Last night I went to a party with my parents. I rode in the back seat of my dad’s car — just like when I was little. The difference now is that my two brothers weren’t with me, and, well, I’m an adult. My husband took the kids out of town for the weekend, one of my brothers lives out of state and the other was on vacation, and since my parents (who don’t live far from me) were also attending my cousin’s 40th birthday celebration, we decided to ride together. It’s been a very long time since I rode to a party with my parents and it brought back a lot of memories. Nowadays, when my husband and I go out, we find a babysitter…and most wedding receptions are “adult only”, but back in the day, kids were welcome to attend the (Haitian) parties, so I was in the house! As a child, the whole family would leave the house all dressed up. My ribbons would be in perfect bows which matched my dress perfectly and the back of my hair would be straightened and out (unbraided). My brothers and dad all sported fresh haircuts and wore their suit and ties, and my mom would be all made up, in a beautiful dress and smelling pretty. We’d pile into the car and take the drive to the party. We lived in New Jersey, so sometimes if the party was in Long Island or Queens the ride would be long and full of exciting things to see (and of course bridge and tunnel traffic). We’d look at all the city scenes, we’d people watch, even look at other people in their cars and wonder where they were going. My dad, who is regularly a — shall i say — “performance driver” would turn up the notch on his aggression meter and start driving like a “New Yorker”. My brothers and I would all be in the back of the car half fearful (of getting in a car accident) and half amazed (that we didn’t get in a car accident).

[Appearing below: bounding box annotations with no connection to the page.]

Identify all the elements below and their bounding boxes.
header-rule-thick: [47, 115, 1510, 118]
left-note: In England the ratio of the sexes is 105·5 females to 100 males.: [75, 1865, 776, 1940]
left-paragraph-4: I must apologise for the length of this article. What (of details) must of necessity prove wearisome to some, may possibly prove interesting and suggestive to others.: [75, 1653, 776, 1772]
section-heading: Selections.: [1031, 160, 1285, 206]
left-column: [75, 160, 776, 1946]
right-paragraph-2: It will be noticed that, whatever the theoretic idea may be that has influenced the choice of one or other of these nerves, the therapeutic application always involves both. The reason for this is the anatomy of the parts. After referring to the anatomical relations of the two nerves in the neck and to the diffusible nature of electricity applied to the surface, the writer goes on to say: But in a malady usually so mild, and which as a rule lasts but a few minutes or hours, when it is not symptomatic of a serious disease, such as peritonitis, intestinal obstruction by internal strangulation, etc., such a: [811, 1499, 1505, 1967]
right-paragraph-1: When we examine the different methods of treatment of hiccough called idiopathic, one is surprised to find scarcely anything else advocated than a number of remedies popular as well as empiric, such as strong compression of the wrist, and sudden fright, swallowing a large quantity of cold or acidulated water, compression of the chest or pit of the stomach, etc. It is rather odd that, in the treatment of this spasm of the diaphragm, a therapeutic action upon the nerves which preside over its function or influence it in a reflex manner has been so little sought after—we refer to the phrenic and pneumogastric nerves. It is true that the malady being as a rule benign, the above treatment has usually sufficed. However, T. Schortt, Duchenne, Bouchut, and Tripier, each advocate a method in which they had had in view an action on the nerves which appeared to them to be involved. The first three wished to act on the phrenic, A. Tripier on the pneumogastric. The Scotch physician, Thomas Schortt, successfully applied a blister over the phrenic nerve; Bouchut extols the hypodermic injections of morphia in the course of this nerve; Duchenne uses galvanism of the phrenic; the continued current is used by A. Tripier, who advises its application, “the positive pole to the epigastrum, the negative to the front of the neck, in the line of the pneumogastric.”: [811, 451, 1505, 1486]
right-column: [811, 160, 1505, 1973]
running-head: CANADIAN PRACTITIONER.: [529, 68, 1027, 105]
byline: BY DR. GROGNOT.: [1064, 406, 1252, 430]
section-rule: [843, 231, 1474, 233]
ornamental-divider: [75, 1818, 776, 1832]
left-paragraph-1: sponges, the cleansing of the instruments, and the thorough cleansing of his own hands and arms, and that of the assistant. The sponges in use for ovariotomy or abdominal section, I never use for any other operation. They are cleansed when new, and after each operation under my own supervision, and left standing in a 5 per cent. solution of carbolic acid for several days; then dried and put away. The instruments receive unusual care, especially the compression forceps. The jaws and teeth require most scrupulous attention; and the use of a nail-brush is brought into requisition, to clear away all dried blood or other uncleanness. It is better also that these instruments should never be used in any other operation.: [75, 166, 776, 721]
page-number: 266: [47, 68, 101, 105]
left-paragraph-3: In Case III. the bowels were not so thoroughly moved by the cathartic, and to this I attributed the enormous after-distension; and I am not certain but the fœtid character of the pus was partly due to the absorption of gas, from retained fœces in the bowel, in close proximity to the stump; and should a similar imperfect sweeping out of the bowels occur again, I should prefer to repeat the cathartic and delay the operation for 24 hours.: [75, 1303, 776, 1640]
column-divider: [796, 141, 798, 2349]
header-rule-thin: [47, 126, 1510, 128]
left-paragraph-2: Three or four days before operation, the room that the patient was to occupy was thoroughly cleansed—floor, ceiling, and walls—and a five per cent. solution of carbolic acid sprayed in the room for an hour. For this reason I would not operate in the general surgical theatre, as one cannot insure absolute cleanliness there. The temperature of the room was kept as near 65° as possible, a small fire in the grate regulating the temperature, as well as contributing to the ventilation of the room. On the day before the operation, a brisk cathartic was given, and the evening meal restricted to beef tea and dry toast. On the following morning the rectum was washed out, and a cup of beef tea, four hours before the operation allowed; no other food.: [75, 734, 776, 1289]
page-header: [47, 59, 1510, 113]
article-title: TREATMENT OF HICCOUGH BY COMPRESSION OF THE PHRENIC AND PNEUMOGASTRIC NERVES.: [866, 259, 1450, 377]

Finally we’d arrive at the party. We’d get out the car, straighten out our clothes, then enter, looking like a very spiffy family. Our parents would say their hellos, then make us saluer (greet) all their friends. After that was done, THEN…we (kids) would go play!! We knew it would be a good night and that we’d get to stay up late, so our energy levels were high. We would run around, and chase other kids, I’d twirl my dress with other girls at the party and watch as our skirts bellowed, we’d hide under tables, in crevices of the venue — and it would be such fun. If we ever got out of hand we would get reprimanded by any adult (didn’t matter if they knew us or not). Every once in a while, our play would be interrupted to greet a latecomer friend of our parents, or to dance with someone. I was always embarrassed to dance with grown ups (even my dad), claiming I don’t really like this kompa song, but they’d drag me out to the dance floor and I’d do some version of a dance until finally the song was over and I could continue to run around with the other kids (half of whom i didn’t know — but that didn’t matter). Then it was “halftime” — time to eat. You HAD to eat because this is where dinner would be served tonight, but I certainly didn’t mind (even though it DID interrupt our play). Parties always served the very best of Haitian cuisine: pâtés, accras, du riz collé, du riz ak djon-djon (with shrimp!), bannan pezé ak pikliz, soup joumou, lambi, griot, cabrite…I could go on, but you get the point. Then you also got to wash everything down with Kola Lacaye! Yuuuummmmyyyy!!! Every once in a while – if you were lucky – you even got to taste of some grape concord wine!! And only when you were done eating could you go back to playing with the other kids…until it was time to eat cake. The cake was always a touch dry, with lots of icing (that was a little hard), and had those hard, decorative silver sugar balls on them — but they were beautiful (sometimes they were even decorated with colored fountains!)– so it was worth at least tasting…even though they all seemed to taste the same to me.
At the end of the night, our parents would call us to get ready to go. And without fail, they’d start talking to friends for what seemed like a half hour while we waited…then we’d sneak off and play again. This “call-wait-play” cycle would continue until it was really time to go. By then, my brothers’ ties were crooked, their shirts were outside their pants, my hair ribbons were no longer tied in bows — they just hung down, and the back of my hair was poofy. But we had so much fun. We’d pile into the car, and was glad it was a long ride home because I would cozily look out at the NYC lights until I dozed off to sleep. After last night’s party with my parents, I remembered those times. I almost fell asleep on the ride home, but I didn’t have my brother’s arm to sleep on…and this time, I think I left just as “spiffy” as I had arrived.